Oct 08, 2004 15:31
it almost amuses me. the situation i'm in. to know that the one i have wanted for years, the one that has been the object of my desire for an innumerable amount of days, the one i had a chance with at one point in time but i was too ignorant to see the blinding light. she is the one who now speaks to me of her girlish desires. it pains me to know that the door was open at one point in time, and that i was in another room, away from that passage way to happiness. i was interested in things of the moment. i spoke to her the other night intelligently, and she spoke with me as well. it was one of the best conversations i have ever maintained. it hurts me knowing that i must wait for her, and that the train may never arrive at the station i am positioned at.
anyway.
rehearsal today. ben and i went out last night and discovered that dunkin doughnuts tosses all of their doughnuts from the day at 10:30 pm. we'll be there tonight, waiting to collect our claims. we met a girl there, the manager, allison, who gave us 14 doughnuts for the price of 12. it was amazing. i love doughnuts, i guess i was unaware of that until now. :-)

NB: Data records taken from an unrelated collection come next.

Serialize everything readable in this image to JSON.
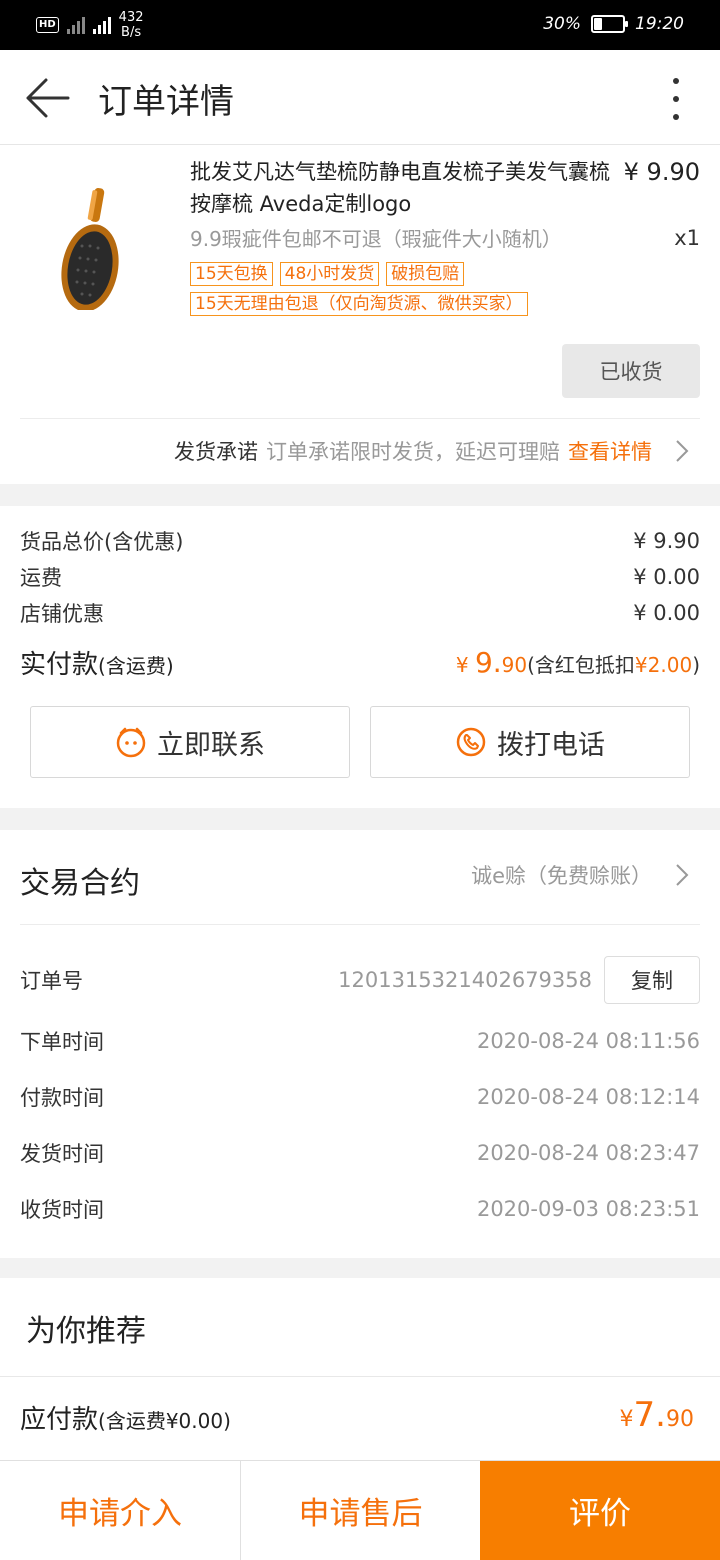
{
  "status_bar": {
    "network_speed": "432\nB/s",
    "battery": "30%",
    "battery_level": 0.3,
    "time": "19:20"
  },
  "header": {
    "title": "订单详情"
  },
  "product": {
    "title": "批发艾凡达气垫梳防静电直发梳子美发气囊梳按摩梳 Aveda定制logo",
    "price": "¥ 9.90",
    "spec": "9.9瑕疵件包邮不可退（瑕疵件大小随机）",
    "quantity": "x1",
    "tags": [
      "15天包换",
      "48小时发货",
      "破损包赔",
      "15天无理由包退（仅向淘货源、微供买家）"
    ],
    "status_button": "已收货",
    "promise": {
      "label": "发货承诺",
      "text": "订单承诺限时发货，延迟可理赔",
      "link": "查看详情"
    }
  },
  "pricing": {
    "rows": [
      {
        "label": "货品总价(含优惠)",
        "value": "¥ 9.90"
      },
      {
        "label": "运费",
        "value": "¥ 0.00"
      },
      {
        "label": "店铺优惠",
        "value": "¥ 0.00"
      }
    ],
    "paid_label": "实付款",
    "paid_label_note": "(含运费)",
    "paid_currency": "¥ ",
    "paid_int": "9.",
    "paid_dec": "90",
    "paid_note_pre": "(含红包抵扣",
    "paid_note_amount": "¥2.00",
    "paid_note_post": ")",
    "contact_button": "立即联系",
    "call_button": "拨打电话"
  },
  "contract": {
    "title": "交易合约",
    "value": "诚e赊（免费赊账）",
    "order_no_label": "订单号",
    "order_no": "1201315321402679358",
    "copy_button": "复制",
    "times": [
      {
        "label": "下单时间",
        "value": "2020-08-24 08:11:56"
      },
      {
        "label": "付款时间",
        "value": "2020-08-24 08:12:14"
      },
      {
        "label": "发货时间",
        "value": "2020-08-24 08:23:47"
      },
      {
        "label": "收货时间",
        "value": "2020-09-03 08:23:51"
      }
    ]
  },
  "recommend": {
    "title": "为你推荐"
  },
  "payable": {
    "label": "应付款",
    "note": "(含运费¥0.00)",
    "currency": "¥",
    "int": "7.",
    "dec": "90"
  },
  "bottom_actions": {
    "intervene": "申请介入",
    "after_sales": "申请售后",
    "review": "评价"
  },
  "colors": {
    "accent": "#f5700c",
    "primary_button": "#f77e00",
    "section_gap": "#f2f2f2"
  }
}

so now i will lie waiting for one who will never come, i'll pretend that i am busy, i'll pretend that i am interesting. i will play the part of one who is intelligent. i will drown this stage with tears, and i will confound the ignorant and appal the free. and all for vain. these city lights burn in my eyes, they dont know to dim down so i can see the night sky. if i could bottle perfection, i would mix it with gin, its a bitter thing living when the one thing you want, the one thing you need, the one thing youve destroyed so many relationships trying to paint lovers faces with things they arent made of, its bitter to know that thing will never, ever love you back. the worst part is living with yourself. the part that hurts the most is knowing you have torn so many spirits into unreconcilable halves.
i hate myself for that.
i wont go down by myself, but ill go down with my friends.